Ho provato a vedere in faccia i ragazzi che partecipavano a questa festa coatta, a captare qualche parola dei loro discorsi. La calca era tale che perfino la loro attività primaria era interdetta, nessuno aveva il telefonino in mano, non avrebbero potuto usarlo e nemmeno ascoltare ed essere capiti. Vivevano in diretta la realtà, brandivano un bicchiere o una bottiglia come tessera d’inclusione alla movida in corso. Ho percepito due specie diverse di viventi in quella bolgia, una inoffensiva e l’altra, più ristretta, decisamente minacciosa, aggressiva.
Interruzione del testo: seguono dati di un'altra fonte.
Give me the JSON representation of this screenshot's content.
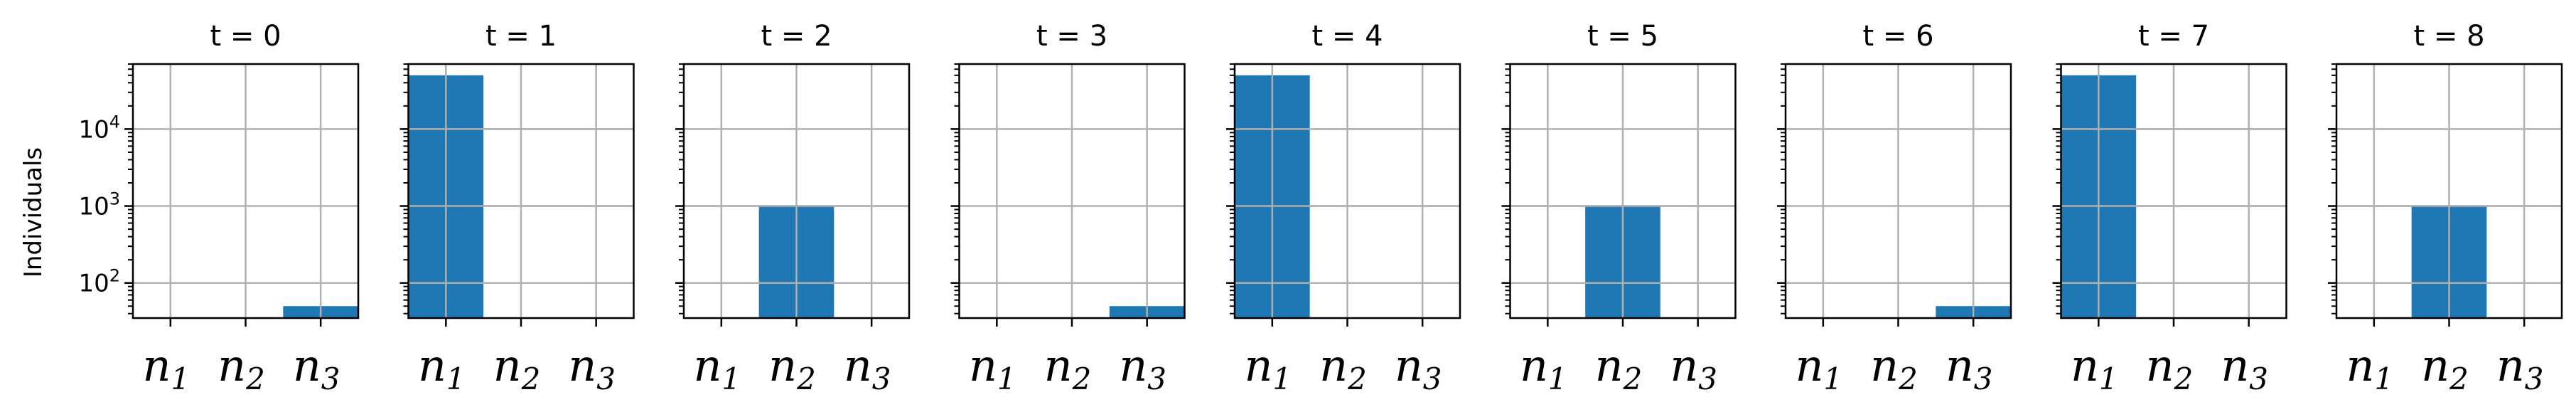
{
  "chart_data": {
    "type": "bar",
    "ylabel": "Individuals",
    "yscale": "log",
    "ylim": [
      35,
      70000
    ],
    "ytick_labels": [
      {
        "value": 100,
        "base": "10",
        "exp": "2"
      },
      {
        "value": 1000,
        "base": "10",
        "exp": "3"
      },
      {
        "value": 10000,
        "base": "10",
        "exp": "4"
      }
    ],
    "categories": [
      {
        "base": "n",
        "sub": "1"
      },
      {
        "base": "n",
        "sub": "2"
      },
      {
        "base": "n",
        "sub": "3"
      }
    ],
    "grid": true,
    "bar_color": "#1f77b4",
    "panels": [
      {
        "title": "t = 0",
        "values": [
          null,
          null,
          50
        ]
      },
      {
        "title": "t = 1",
        "values": [
          50000,
          null,
          null
        ]
      },
      {
        "title": "t = 2",
        "values": [
          null,
          1000,
          null
        ]
      },
      {
        "title": "t = 3",
        "values": [
          null,
          null,
          50
        ]
      },
      {
        "title": "t = 4",
        "values": [
          50000,
          null,
          null
        ]
      },
      {
        "title": "t = 5",
        "values": [
          null,
          1000,
          null
        ]
      },
      {
        "title": "t = 6",
        "values": [
          null,
          null,
          50
        ]
      },
      {
        "title": "t = 7",
        "values": [
          50000,
          null,
          null
        ]
      },
      {
        "title": "t = 8",
        "values": [
          null,
          1000,
          null
        ]
      }
    ]
  }
}
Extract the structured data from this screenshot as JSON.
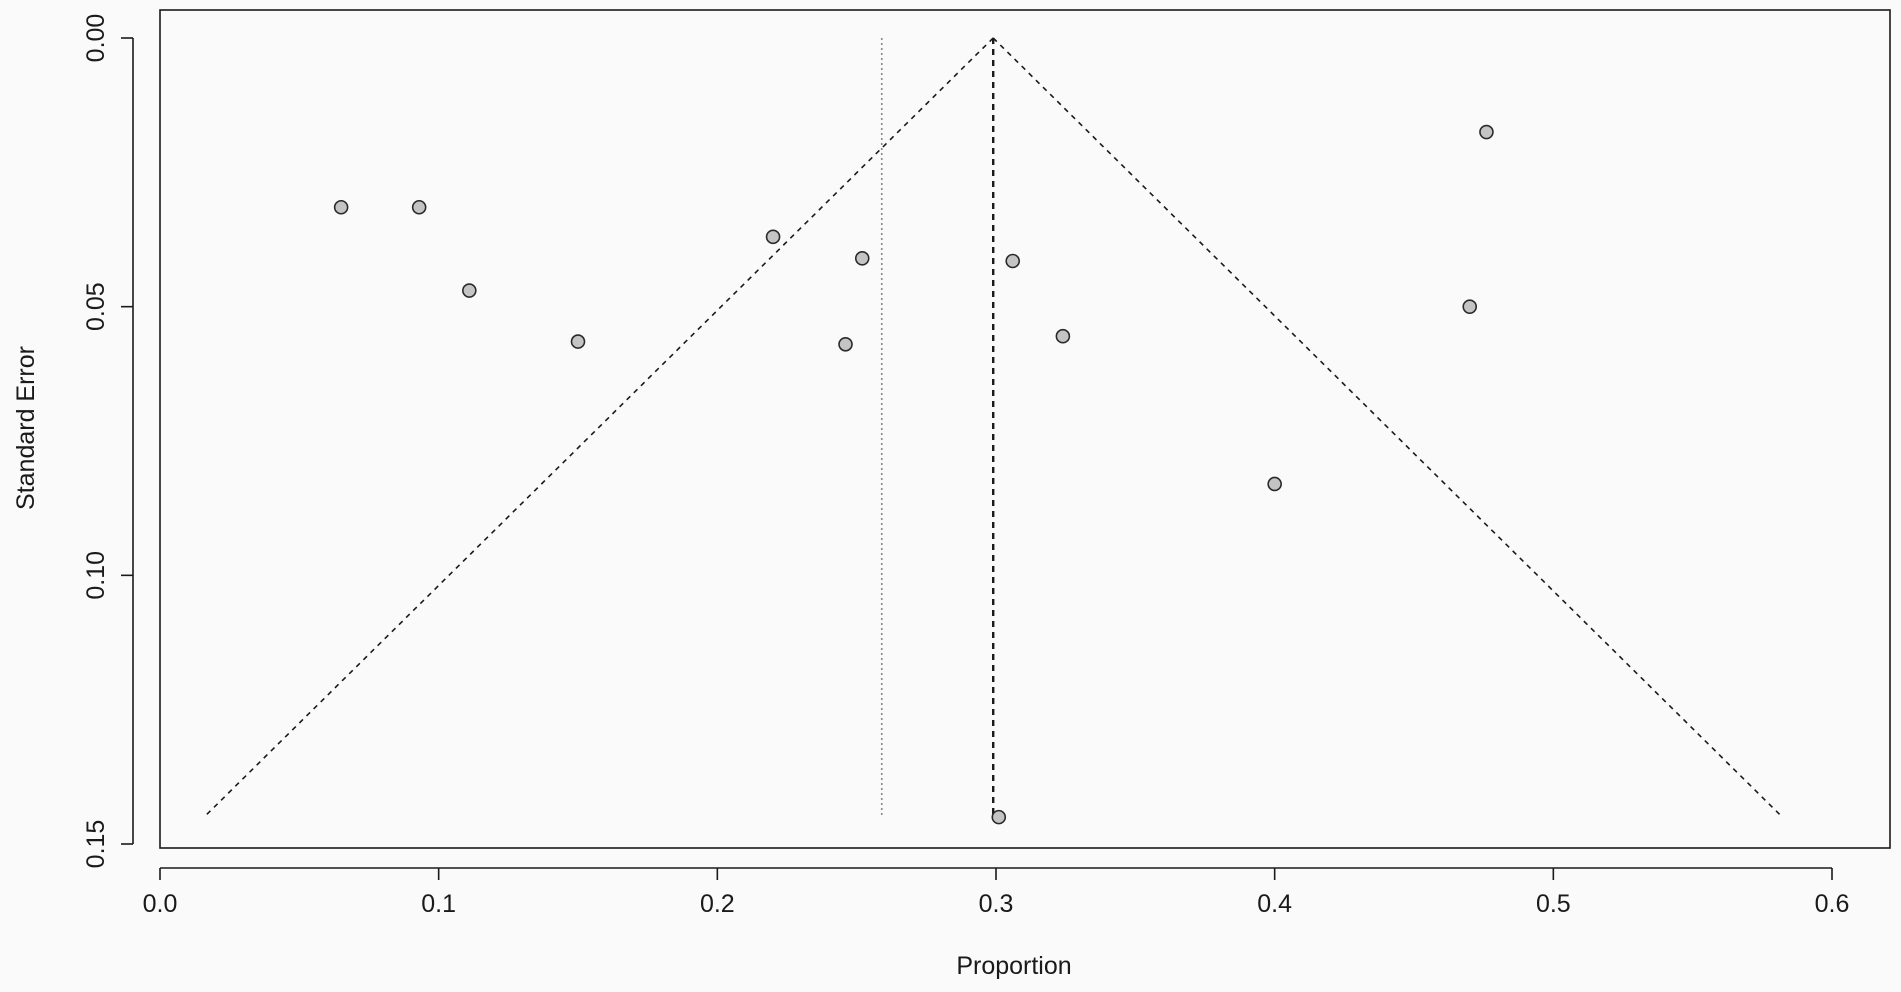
{
  "chart_data": {
    "type": "scatter",
    "title": "",
    "xlabel": "Proportion",
    "ylabel": "Standard Error",
    "xlim": [
      0.0,
      0.6
    ],
    "ylim": [
      0.0,
      0.15
    ],
    "y_axis_reversed": true,
    "x_ticks": [
      0.0,
      0.1,
      0.2,
      0.3,
      0.4,
      0.5,
      0.6
    ],
    "x_tick_labels": [
      "0.0",
      "0.1",
      "0.2",
      "0.3",
      "0.4",
      "0.5",
      "0.6"
    ],
    "y_ticks": [
      0.0,
      0.05,
      0.1,
      0.15
    ],
    "y_tick_labels": [
      "0.00",
      "0.05",
      "0.10",
      "0.15"
    ],
    "grid": false,
    "legend": "none",
    "points": [
      {
        "x": 0.065,
        "y": 0.0315
      },
      {
        "x": 0.093,
        "y": 0.0315
      },
      {
        "x": 0.111,
        "y": 0.047
      },
      {
        "x": 0.15,
        "y": 0.0565
      },
      {
        "x": 0.22,
        "y": 0.037
      },
      {
        "x": 0.246,
        "y": 0.057
      },
      {
        "x": 0.252,
        "y": 0.041
      },
      {
        "x": 0.301,
        "y": 0.145
      },
      {
        "x": 0.306,
        "y": 0.0415
      },
      {
        "x": 0.324,
        "y": 0.0555
      },
      {
        "x": 0.4,
        "y": 0.083
      },
      {
        "x": 0.47,
        "y": 0.05
      },
      {
        "x": 0.476,
        "y": 0.0175
      }
    ],
    "funnel": {
      "center_x": 0.299,
      "apex_se": 0.0,
      "base_se": 0.145,
      "left_base_x": 0.0158,
      "right_base_x": 0.5822
    },
    "fixed_effect_line_x": 0.299,
    "reference_line_x": 0.259,
    "point_fill": "#c4c4c4",
    "point_stroke": "#2a2a2a",
    "line_color": "#1a1a1a",
    "reference_line_color": "#8a8a8a",
    "background": "#fafafa"
  }
}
Questi ultimi sciamavano in branchi, avevano tatuaggi di setta, o erano vestiti allo stesso modo, non pochi erano palestrati; c’erano branchi biancovestiti e altri nerovestiti, come in una specie di gioco degli scacchi in formato bellicoso. Guerre da passeggio, senza movente. Appartenevano a contrade di non luoghi, periferie scontente e rancorose. Piovuti da chissà quale Scontentopoli sub-urbana. Cercavano il pretesto per menare le mani, prendersela con qualcuno e ingaggiare una battaglia contro un nemico gratuito, improvvisato. Non c’erano più nemmeno le motivazioni conflittuali di un tempo: bande politiche rivali, gruppi estremisti o fondamentalisti o anche tifoserie avverse, campanilismi agguerriti, e nemmeno volontà di vendicare una ragazza molestata; no, c’era una totale aggressività che si esercitava su obbiettivi casuali, scelti dal capo branco o dal “sommelier” del gruppo come bersagli da pestare. Diventi amico o nemico per motivi del tutto fortuiti, occasionali, psicolabili. Ho visto sorgere un paio di maxi-risse tra pittbull umani, a pochi metri da me, senza poter far nulla, né dividerli né allontanarsi, imbottigliati nel flusso. Ti accorgi di una carica di violenza e frustrazione a lungo accumulata che cerca di notte una miccia per esplodere e divampare; quell’esuberanza di energia che ieri si sfogava nella guerra, nell’esercitazione atletica o nella lotta politica tra fazioni. E ora invece è cieca, immotivata, nichilista, pura eruzione eccitata da alcol e sostanze o solo dal contagio situazionista, dal cortocircuito tra folla e narcisismo, istinto animale di sopraffazione e spettacolo di potenza.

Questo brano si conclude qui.